À Touho, ce ne sont plus les cendres de la colonisation qui brûlent, mais les braises ardentes des rancunes intestines. Le rêve indépendantiste, porté jadis par des chants d’espoir et des discours enflés de justice, se transforme ici en un episode tribal où la loi du plus fort supplante le droit des peuples. On expulse, on menace, on règle des comptes à l’ombre des cases, pendant que les grands mots de la lutte s’estompent dans les silences complices des responsables.

Des familles kanak, arrachées à leur terre natale par d’autres Kanak. Voilà l’image tragique d’un peuple qui, au lieu d’édifier une démocratie coutumière éclairée, préfère rejouer les tragédies fratricides. Où est donc passée la souveraineté partagée tant vantée ? Où se cache le destin commun quand des gendarmes escortent des femmes et des enfants sous les cris haineux de leurs propres cousins ? Ce n’est plus la France coloniale qu’il faut dénoncer : c’est le miroir que la communauté se refuse à regarder.

Et pourtant, ce drame n’est pas une exception. Il est une constante. Il suffit de remonter le fil sanglant de l’histoire pour constater que les conflits entre autochtones sont légions, comme si l’indépendance n’était qu’un mirage masquant une guerre des clochers. Souvenons-nous : les expulsions de familles wallisiennes de Saint Louis et de l’Ave Maria entre 2001 et 2004 chassées au nom d’un prétendu équilibre communautaire. Ou encore, plus récemment, en novembre 2020, lorsque 130 habitants de la tribu de Roh, sur l’île de Maré, furent évacués dans l’urgence après une expédition punitive aux relents de justice clanique.
Les causes changent, la violence demeure.

L’histoire, décidément, n’éclaire rien, n’éduque pas.
Le passé n’est ni assumé ni transcendé.
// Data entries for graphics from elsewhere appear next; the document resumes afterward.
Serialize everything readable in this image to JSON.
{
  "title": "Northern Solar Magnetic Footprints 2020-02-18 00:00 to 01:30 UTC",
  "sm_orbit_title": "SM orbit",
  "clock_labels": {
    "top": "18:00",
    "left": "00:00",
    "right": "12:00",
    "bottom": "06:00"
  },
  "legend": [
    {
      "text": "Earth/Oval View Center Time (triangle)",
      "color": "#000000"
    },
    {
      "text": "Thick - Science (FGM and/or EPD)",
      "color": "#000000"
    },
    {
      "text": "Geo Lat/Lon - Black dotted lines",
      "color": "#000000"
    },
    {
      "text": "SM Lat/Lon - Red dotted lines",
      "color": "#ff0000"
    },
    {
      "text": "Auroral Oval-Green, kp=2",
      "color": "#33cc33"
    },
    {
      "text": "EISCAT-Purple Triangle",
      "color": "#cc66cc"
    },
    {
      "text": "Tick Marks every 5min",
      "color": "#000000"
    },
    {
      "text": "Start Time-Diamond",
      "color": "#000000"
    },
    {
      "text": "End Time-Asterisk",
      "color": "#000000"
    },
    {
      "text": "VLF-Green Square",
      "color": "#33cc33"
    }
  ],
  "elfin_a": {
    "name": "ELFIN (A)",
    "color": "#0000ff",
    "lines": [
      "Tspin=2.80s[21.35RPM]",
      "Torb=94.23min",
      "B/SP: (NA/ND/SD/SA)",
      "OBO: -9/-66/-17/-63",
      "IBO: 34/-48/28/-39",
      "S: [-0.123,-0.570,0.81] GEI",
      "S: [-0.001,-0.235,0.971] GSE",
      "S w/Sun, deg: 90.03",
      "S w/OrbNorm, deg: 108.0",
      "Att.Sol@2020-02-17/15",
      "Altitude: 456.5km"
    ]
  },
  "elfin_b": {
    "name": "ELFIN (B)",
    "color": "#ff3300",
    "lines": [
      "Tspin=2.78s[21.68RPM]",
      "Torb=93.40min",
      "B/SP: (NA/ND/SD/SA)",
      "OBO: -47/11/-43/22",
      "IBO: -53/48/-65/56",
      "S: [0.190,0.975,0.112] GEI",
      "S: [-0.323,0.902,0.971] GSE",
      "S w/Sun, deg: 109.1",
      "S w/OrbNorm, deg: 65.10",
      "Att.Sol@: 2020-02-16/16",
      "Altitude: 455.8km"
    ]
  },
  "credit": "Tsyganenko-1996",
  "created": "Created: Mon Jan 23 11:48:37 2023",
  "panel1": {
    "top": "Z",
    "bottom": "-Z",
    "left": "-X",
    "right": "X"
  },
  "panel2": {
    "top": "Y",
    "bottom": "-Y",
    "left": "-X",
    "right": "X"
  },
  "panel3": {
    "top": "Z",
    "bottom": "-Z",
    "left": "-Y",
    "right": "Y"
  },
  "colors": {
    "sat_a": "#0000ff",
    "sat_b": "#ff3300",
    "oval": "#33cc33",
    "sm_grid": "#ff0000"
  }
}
On répète les erreurs comme des rituels sacrés, avec en plus le silence pesant des autorités coutumières et politiques, trop souvent muettes face à ces dérives.

Alors faut-il croire que l’indépendance offrira un avenir plus radieux ?
Si déjà aujourd’hui, en terre française, le chaos gagne du terrain et la violence s’exerce entre « frères de lutte », que restera-t-il demain lorsque l’État colonial se retirera définitivement ?
Des palabres sans paix, des armes sans lois, des lendemains peut-être sanglants…

Et si Touho entre tension et tragédie était une prophétie ? Comme la préfiguration d’une future République Kanak où règnerait le droit du plus fort au lieu du respect de tous ?

Alexandre Rosada juin 2025

Alexandre Remo ROSADA

Écrivain et Journaliste.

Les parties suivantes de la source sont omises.